In this delightful novella, Alan Bennett (Beyond the Fringe, Talking Heads, and most recently, The History Boys), explores reading, writing, and their effects on our lives as he develops this imaginative and warmly humorous scenario. Though the eponymous "uncommon reader" is the Queen, her reactions to her reading (and other people's responses to her as a result of her reading) are so true-to-life and so plausible that Bennett accomplishes a feat rarely even attempted--he makes the reader identify with the Queen and root for her success as a bibliophile.

Bennett's humor depends on the fine line he creates between reality and absurdity, and his explorations into the absurd are so close to reality, or what we might wish reality to be, that the reader sees, ironically, the absurdity of reality itself. As he posits an alternative "reading lifestyle" for the Queen, he makes the Queen seem human--and connected with her (reading) public in new ways. Bennett keeps the humor low-key, evoking images which allow the reader to discover, unassisted, the ironies which are so hilarious throughout the novella. And just at the point at which the reader might wonder how Bennett will ever end this wonderful romp, he surprises us with an absolutely perfect ending, which takes place on the Queen's eightieth birthday. Like the dramatist that he is, Bennett knows exactly when to stop. And does. Mary Whipple

"One had always read. Only these days one is reading more."5
It's good to be Queen, but it does have its drawbacks -- long periods of tedium in slow-moving vehicles, a relentless round of ceremonial duties, and a bird's eye view of everyday life. What better solution to these drawbacks than the pages of a good book?

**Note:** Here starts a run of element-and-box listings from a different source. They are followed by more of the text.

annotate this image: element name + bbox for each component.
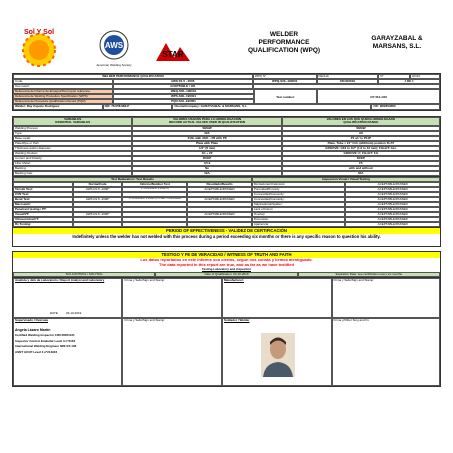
analyst-label: Analista y Jefe de Laboratorio / Report Analyst and Laboratory (15, 278, 105, 282)
visual-value: ACEPTABLE/PASSED (345, 207, 440, 212)
variable-actual: N/A (132, 131, 281, 136)
document-header (12, 23, 441, 73)
solysol-logo (16, 24, 62, 72)
visual-testing-banner: Inspección Visual / Visual Testing (252, 177, 440, 182)
variable-actual: 316L with 316L - P8 with P8 (132, 136, 281, 141)
wpq-no-value: WPQ-SOL-190001 (253, 79, 317, 84)
certification-item: Certified Welding Inspector CWI 06051131 (15, 333, 75, 338)
aws-logo (94, 29, 134, 73)
test-code: AWS D1.5- 2006* (73, 187, 123, 192)
test-result (187, 222, 252, 227)
variable-actual: DCEP (132, 156, 281, 161)
visual-value: ACEPTABLE/PASSED (345, 202, 440, 207)
ref-report-value: WEQ-SOL-190001 (113, 89, 254, 94)
client-cif: CIF: B82304283 (371, 104, 440, 110)
date-label-bottom: DATE (50, 310, 58, 315)
supervisor-label: Supervisado / Oversaw (15, 318, 49, 322)
client-name: Cliente/Company: GARAYZABAL & MARSANS, S.L. (172, 104, 371, 110)
variable-actual: Plate with Plate (132, 141, 281, 146)
test-name: Visual/VT: (13, 212, 73, 217)
variable-row (13, 171, 440, 176)
performance-block (12, 73, 441, 111)
variable-range: GROOVE: 1/16 to 1/2" (1.6 to 12 mm); FILLET: ALL (282, 146, 440, 151)
test-name: Penetrant testing / PT: (13, 207, 73, 212)
aws-caption: American Welding Society (96, 63, 132, 67)
visual-label-0: Mordeduras/Undercuts: (252, 182, 346, 187)
witness-block (12, 251, 441, 278)
visual-label: Dimensión: (252, 217, 346, 222)
visual-value: ACEPTABLE/PASSED (345, 197, 440, 202)
visual-value: ACEPTABLE/PASSED (345, 222, 440, 227)
ref-report-label: Referencia de Informe de Ensayos/Test report reference: (13, 89, 113, 94)
visual-label: Convexidad/Convexity: (252, 192, 346, 197)
variable-range: All (282, 131, 440, 136)
variable-actual: SMAW (132, 126, 281, 131)
ref-pqr-value: PQR-SOL-190001 (113, 99, 254, 104)
variable-name: Current and Polarity: (13, 156, 132, 161)
variable-name: Thickness and/or diameter: (13, 146, 132, 151)
certification-item: International Welding Engineer IWE ES 196 (15, 344, 77, 349)
manufacturer-label: Manufacturer: (224, 278, 245, 282)
ref-pqr-label: Referencia de Procedure Qualification Record (PQR): (13, 99, 113, 104)
visual-label: Porosidad/Porosity: (252, 187, 346, 192)
document-title: WELDER PERFORMANCE QUALIFICATION (WPQ) (247, 31, 321, 55)
test-result: ACEPTABLE/PASSED (187, 212, 252, 217)
validity-block (12, 228, 441, 247)
test-name: Macroetch: (13, 202, 73, 207)
variable-range: N/A (282, 171, 440, 176)
variable-name: Welding Position: (13, 151, 132, 156)
welder-sign: Firma y/Other Sing and fin: (332, 318, 440, 386)
test-number-value: CP 310+310 (317, 89, 440, 104)
lab-label: Testing Laboratory and inspection (202, 267, 251, 271)
welder-photo (261, 333, 295, 377)
wpq-sheet (12, 23, 441, 387)
test-code: AWS D1.5- 2006* (73, 212, 123, 217)
performance-banner: WELDER PERFORMANCE QUALIFICATION (13, 74, 253, 79)
variable-name: Base metal: (13, 136, 132, 141)
visual-value: ACEPTABLE/PASSED (345, 187, 440, 192)
certification-item: ASNT ACCP Level 3 nº214916 (15, 349, 58, 354)
date-label: FECHA (317, 74, 379, 79)
variable-name: Welding Process: (13, 126, 132, 131)
star-text: STAR (162, 50, 184, 59)
visual-label: Overlap: (252, 212, 346, 217)
company-name: GARAYZABAL & MARSANS, S.L. (371, 35, 423, 51)
test-result: ACEPTABLE/PASSED (187, 187, 252, 192)
variable-range: Plate, Tube > 24" O.D. (≥610mm) position FLAT (282, 141, 440, 146)
variable-name: Backing Gas: (13, 171, 132, 176)
welder-name: Welder: Ray Cajuste Rodriguez (13, 104, 103, 110)
variable-range: SMAW (282, 126, 440, 131)
signature-block (12, 278, 441, 387)
var-header-essential: VARIABLES ESSENTIAL VARIABLES (13, 117, 132, 126)
test-report: LT-2019/50389/1 (LS0987/1) / 4 Side + 4 Face Bends (122, 197, 187, 202)
variable-range: F5 (282, 161, 440, 166)
star-logo (152, 37, 194, 67)
validity-text: Indefinitely unless the welder has not welded with this process during a period exceeding six months or there is any specific reason to question his ability. (72, 234, 381, 239)
test-row (13, 222, 440, 227)
supervisor-name: Angela Lázaro Martín (15, 328, 51, 333)
variable-actual: 1/4" (6 mm) (132, 146, 281, 151)
variable-name: Filler Metal: (13, 161, 132, 166)
test-results-banner: Test Realization / Test Results (13, 177, 252, 182)
date-value-bottom: 03-10-2019 (66, 310, 82, 315)
code-label: Code: (13, 79, 113, 84)
analyst-sign: Firma y Sello/Sign and Stamp: (122, 278, 222, 318)
visual-label: Salpicaduras/Spatter: (252, 202, 346, 207)
witness-text-en: The data reported in this report are true, and as far as we have testified (159, 262, 294, 267)
visual-label: Lack of fusion: (252, 207, 346, 212)
test-name: Ultrasonidos/UT: (13, 217, 73, 222)
visual-value: ACEPTABLE/PASSED (345, 217, 440, 222)
certification-item: Inspector Control Estándar Level 3 nº2153 (15, 338, 76, 343)
col-report: Informe/Number Test (122, 182, 187, 187)
test-result: ACEPTABLE/PASSED (187, 197, 252, 202)
test-name: Tensile Test: (13, 187, 73, 192)
code-value: AWS D1.5 - 2006 (113, 79, 253, 84)
test-name: Bend Test: (13, 197, 73, 202)
variable-name: Plate/Pipe or Part: (13, 141, 132, 146)
result-value: ACEPTABLE / OK (113, 84, 253, 89)
test-report: LT-2019/50389/1 (LS0987/1) (122, 187, 187, 192)
variable-actual: A5.9 (132, 161, 281, 166)
variable-range: P1 al / to P11P (282, 136, 440, 141)
ref-wps-value: WPS-SOL-190001 (113, 94, 254, 99)
validity-banner: PERIOD OF EFFECTIVENESS - VALIDEZ DE CERTIFICACIÓN (13, 228, 440, 234)
variable-range: with and without (282, 166, 440, 171)
variable-name: Type: (13, 131, 132, 136)
result-label: Test result: (13, 84, 113, 89)
test-code: AWS D1.5- 2006* (73, 197, 123, 202)
visual-label: Apariencia: (252, 222, 346, 227)
ref-wps-label: Referencia de Welding Procedure Specification (WPS): (13, 94, 113, 99)
variable-range: GROOVE: F; FILLET: F,H (282, 151, 440, 156)
solysol-name: Sol Y Sol (23, 29, 55, 36)
wpq-no-label: WPQ Nº (253, 74, 317, 79)
test-name: Rx Testing: (13, 222, 73, 227)
results-block (12, 177, 441, 228)
certifications-list (15, 334, 120, 354)
var-header-range: VALORES EN LOS QUE QUEDA HOMOLOGADO QUALIFICATION RANGE (282, 117, 440, 126)
sheet-label: HOJA (410, 74, 440, 79)
welder-nif: NIF: 76.058.982-P (103, 104, 173, 110)
aws-text: AWS (104, 41, 124, 50)
sheet-value: 1 DE 1 (378, 79, 440, 84)
witness-banner: TESTIGO Y FE DE VERACIDAD / WITNESS OF TRUTH AND FAITH (13, 252, 440, 258)
qualification-date: Date of Qualification: 03-10-2019 (155, 272, 297, 277)
supervisor-sign: Firma y Sello/Sign and Stamp: (122, 318, 222, 386)
test-code (73, 222, 123, 227)
manufacturer-sign: Firma y Sello/Sign and Stamp: (332, 278, 440, 318)
test-name: CVN Test: (13, 192, 73, 197)
welder-label: Soldador / Welder (224, 318, 250, 322)
number-label: Nº (378, 74, 410, 79)
expiration-date: Expiration Date: see certification every six months (298, 272, 440, 277)
visual-value: ACEPTABLE/PASSED (345, 192, 440, 197)
var-header-actual: VALORES USADOS PARA LA HOMOLOGACIÓN RECORD ACTUAL VALUES USED IN QUALIFICATION (132, 117, 281, 126)
variable-range: DCEP (282, 156, 440, 161)
visual-value: ACEPTABLE/PASSED (345, 212, 440, 217)
test-report (122, 222, 187, 227)
col-code: Norma/Code (73, 182, 123, 187)
visual-label: Concavidad/Concavity: (252, 197, 346, 202)
lab-name: SOI-CONTROL / SOLYSOL (13, 272, 155, 277)
visual-value-0: ACEPTABLE/PASSED (345, 182, 440, 187)
variable-actual: N/A (132, 171, 281, 176)
variable-actual: 1G + 2F (132, 151, 281, 156)
test-number-label: Test number: (254, 89, 317, 104)
variable-actual: No (132, 166, 281, 171)
witness-text-es: Los datos reportados en este informe son ciertos, según nos consta y hemos atestiguado. (140, 257, 313, 262)
variable-name: Backing: (13, 166, 132, 171)
col-result: Resultado/Results (187, 182, 252, 187)
variables-table (12, 116, 441, 177)
date-value: 03/10/2019 (317, 79, 379, 84)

The Uncommon Reader: A Novella is a quirky little book about Queen Elizabeth II and her discovery of the joys of reading. Pursuing her yapping corgis through the grounds of Windsor Castle, she ends up in the library bookmobile and checks out a book to be polite. From this beginning, guided by kitchen hand-turned-equerry Norman Seakins, she is soon deep in the world of books.

This new habit of hers is unpopular with the people around her. She's becoming too "remote," they say; Alzheimer's is suggested. Her punctuality and attention to formal routine are slipping. Norman is spirited away from her staff but she keeps reading.

Author Alan Bennett packs a lot into this compact book. Through all the palace intrigue, Mad Hatter's tea parties, and hilarious references to writers old and new, the queen keeps reading. Her point of view widens exponentially and she begins making notes -- and then writing more seriously.

There's a little treasure around every corner in this wry book. The final scene is pure theater of the absurd, and the final paragraph will probably make you laugh out loud. Highly recommended.

Linda Bulger, 2008

A charming, entertaining, and thought-provoking reader5
For such a slim novella, "The Uncommon Reader" operates on many levels. Most obviously, it is a charming, comedic story. But it's also a meditation on the merits ... and the limits ... of books and reading as a means of opening one's eyes (as the book's subject might say) and softening one's sensibilities. It's about what an awakening familiarity with literature can do to a person, and also the havoc it can create for people who expect life to be led in certain familiar pattern. That's a lot to fit into a hundred-and-some pages, but Alan Bennett does it extremely well. Though I'd been somewhat familiar with him for some time, this is the first time I've really explored his writing. No wonder he's thought of so highly.

One of the things that most pleased me about this book was the sympathetic and affectionate portrayal of Her Majesty. With so many people evidently taking it for granted that the Windsors are all a bunch of cold-hearted nitwits, Bennett's Queen is -- if admittedly somewhat limited in the breadth of her education -- thoughtful, self-aware, eager to learn, and on the whole a most memorable personality.

I think anyone who enjoys reading and appreciates the power of books will enjoy watching The Queen's royal progress in these pages. But beware: the realization she eventually reaches (about writing as well as reading) is one I believe Bennett wants to lead every reader to, common or otherwise.